Editorial

Better transportation

Little by little, details of the purchase by the Cape Girardeau County Transit Authority of Kelley Transportation Inc. are shedding light on what transit officials hope will be a major step toward meeting the transportation needs that have topped the concerns of community-assessment surveys for several years.

Kelley Transportation operates the taxi service in Cape Girardeau that has provided subsidized rides using ticket vouchers issued by the city and funded by a federal transportation grant funneled through the Missouri Department of Transportation. When the deal is concluded -- and that's expected any day now -- that subsidy will go to the county transit authority to offset the cost of providing public transportation in Cape Girardeau.

In addition, the transit authority hopes to use other profitable Kelley operations to finance its operations. And federal funding will be available to pay 80 percent of the cost of new shuttle vans, some of which will be used to provide service along a fixed route in Cape Girardeau.

Although the county transit authority was created by the Cape Girardeau County Commission several years ago, it has been unable to provide point-to-point rides inside Cape Girardeau because of the existing grant-subsidized taxi service. With the Kelley deal, the transit authority will be able to coordinate public transportation throughout the county, including inside Cape Girardeau.

County commissioners will co-sign a bank loan to help finance the deal, but the commissioners are careful to point out that the county isn't making the Kelley purchase. That's being done by the transit authority.

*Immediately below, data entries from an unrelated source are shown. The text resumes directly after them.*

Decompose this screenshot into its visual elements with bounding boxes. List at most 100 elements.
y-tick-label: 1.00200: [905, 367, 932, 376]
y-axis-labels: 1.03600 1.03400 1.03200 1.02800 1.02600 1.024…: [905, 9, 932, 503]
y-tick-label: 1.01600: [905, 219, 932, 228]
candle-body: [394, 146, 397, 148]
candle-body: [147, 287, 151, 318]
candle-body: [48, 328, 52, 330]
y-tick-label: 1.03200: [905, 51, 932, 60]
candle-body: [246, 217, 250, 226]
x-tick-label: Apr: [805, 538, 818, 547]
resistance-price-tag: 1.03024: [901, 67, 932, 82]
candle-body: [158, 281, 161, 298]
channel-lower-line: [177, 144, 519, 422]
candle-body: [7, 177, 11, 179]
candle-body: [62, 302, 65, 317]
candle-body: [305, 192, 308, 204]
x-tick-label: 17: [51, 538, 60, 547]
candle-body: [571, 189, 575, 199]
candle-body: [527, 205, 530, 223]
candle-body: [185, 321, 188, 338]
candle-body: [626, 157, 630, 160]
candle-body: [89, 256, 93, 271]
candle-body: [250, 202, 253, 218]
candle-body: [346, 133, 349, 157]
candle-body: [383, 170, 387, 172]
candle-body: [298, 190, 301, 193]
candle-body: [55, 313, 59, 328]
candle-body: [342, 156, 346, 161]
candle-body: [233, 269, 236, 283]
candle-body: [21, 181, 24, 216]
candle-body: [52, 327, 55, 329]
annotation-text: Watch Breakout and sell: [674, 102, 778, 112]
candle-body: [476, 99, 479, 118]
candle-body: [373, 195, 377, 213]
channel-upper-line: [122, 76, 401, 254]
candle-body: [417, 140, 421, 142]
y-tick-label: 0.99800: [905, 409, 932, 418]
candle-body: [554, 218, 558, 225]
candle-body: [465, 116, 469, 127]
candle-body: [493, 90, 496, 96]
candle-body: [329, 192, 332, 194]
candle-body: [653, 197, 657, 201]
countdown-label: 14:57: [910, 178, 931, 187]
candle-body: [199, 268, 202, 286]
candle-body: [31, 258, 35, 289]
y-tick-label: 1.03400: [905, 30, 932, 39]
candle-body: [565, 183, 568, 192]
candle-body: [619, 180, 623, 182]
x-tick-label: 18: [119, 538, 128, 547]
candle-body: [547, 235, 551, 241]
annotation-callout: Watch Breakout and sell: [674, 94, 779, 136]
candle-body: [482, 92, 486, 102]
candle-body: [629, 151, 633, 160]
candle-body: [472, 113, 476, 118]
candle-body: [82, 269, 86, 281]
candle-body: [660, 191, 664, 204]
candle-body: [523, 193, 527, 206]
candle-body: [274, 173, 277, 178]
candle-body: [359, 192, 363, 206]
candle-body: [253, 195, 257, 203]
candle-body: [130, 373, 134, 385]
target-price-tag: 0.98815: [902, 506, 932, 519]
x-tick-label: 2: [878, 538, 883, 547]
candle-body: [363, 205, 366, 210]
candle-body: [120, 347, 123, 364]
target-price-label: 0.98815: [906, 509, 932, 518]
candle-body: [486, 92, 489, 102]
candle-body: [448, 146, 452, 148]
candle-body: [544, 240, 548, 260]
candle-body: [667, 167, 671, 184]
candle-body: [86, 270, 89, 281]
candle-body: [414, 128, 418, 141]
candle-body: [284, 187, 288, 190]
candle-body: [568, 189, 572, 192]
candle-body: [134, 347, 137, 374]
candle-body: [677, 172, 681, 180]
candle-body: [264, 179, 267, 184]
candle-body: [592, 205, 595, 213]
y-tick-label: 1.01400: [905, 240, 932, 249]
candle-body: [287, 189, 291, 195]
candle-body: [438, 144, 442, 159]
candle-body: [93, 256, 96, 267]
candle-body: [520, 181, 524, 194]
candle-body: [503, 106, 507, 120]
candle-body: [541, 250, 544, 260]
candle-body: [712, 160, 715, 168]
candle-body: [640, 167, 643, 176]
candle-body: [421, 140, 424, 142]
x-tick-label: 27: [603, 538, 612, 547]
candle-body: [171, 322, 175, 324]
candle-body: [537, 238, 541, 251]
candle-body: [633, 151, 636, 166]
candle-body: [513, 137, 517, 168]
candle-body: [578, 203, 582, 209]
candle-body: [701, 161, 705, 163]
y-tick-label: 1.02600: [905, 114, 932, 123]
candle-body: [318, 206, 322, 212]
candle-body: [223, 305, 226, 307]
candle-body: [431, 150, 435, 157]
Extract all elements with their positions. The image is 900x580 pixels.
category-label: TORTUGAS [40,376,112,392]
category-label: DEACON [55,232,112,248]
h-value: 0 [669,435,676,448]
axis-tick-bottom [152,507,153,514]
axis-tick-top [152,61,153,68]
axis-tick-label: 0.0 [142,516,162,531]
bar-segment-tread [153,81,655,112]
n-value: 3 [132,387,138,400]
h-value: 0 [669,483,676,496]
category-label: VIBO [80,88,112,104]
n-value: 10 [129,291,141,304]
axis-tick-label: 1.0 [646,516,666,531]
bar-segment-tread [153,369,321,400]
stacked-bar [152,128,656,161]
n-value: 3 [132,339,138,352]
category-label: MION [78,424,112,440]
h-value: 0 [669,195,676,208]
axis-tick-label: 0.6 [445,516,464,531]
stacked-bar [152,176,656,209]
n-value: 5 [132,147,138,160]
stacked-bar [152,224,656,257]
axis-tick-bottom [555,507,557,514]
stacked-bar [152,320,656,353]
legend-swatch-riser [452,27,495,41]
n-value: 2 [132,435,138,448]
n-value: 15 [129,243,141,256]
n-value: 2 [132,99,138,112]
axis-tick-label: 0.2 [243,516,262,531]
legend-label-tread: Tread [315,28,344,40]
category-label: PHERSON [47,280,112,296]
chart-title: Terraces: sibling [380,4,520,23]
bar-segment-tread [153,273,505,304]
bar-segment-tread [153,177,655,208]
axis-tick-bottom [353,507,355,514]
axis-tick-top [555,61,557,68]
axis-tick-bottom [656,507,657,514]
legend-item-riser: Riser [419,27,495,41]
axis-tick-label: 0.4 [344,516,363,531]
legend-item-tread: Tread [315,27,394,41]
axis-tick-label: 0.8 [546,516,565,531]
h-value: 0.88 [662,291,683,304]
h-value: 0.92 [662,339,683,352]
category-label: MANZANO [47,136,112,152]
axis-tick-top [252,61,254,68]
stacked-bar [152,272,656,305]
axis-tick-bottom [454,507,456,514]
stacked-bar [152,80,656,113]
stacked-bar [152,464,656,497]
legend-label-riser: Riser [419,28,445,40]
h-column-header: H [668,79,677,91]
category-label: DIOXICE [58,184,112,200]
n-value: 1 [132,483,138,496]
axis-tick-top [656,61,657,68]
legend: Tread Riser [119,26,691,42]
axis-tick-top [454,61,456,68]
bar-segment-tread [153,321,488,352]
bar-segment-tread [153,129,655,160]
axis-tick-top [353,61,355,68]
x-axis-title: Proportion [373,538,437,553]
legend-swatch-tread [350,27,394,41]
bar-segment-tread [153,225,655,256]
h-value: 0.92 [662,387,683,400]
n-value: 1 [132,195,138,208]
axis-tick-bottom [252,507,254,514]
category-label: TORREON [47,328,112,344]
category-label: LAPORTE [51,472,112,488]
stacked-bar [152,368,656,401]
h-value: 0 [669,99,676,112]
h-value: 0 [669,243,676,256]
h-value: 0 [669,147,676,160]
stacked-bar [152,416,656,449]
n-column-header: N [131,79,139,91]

It will take months, if not years, to determine how effective and practical the transit authority's operations are. There are still dozens of other government-subsidized transportation operations in the county that, because of their funding sources, must restrict who rides in their vehicles. At some point it would be best if the transit authority could oversee all those transportation operations, even merging them all into one unified system for efficiency and operational savings.

Until then, the transit authority's purchase of Kelley Transportation offers an opportunity for broad test of the authority's capabilities in serving the public demand for more and better public transportation.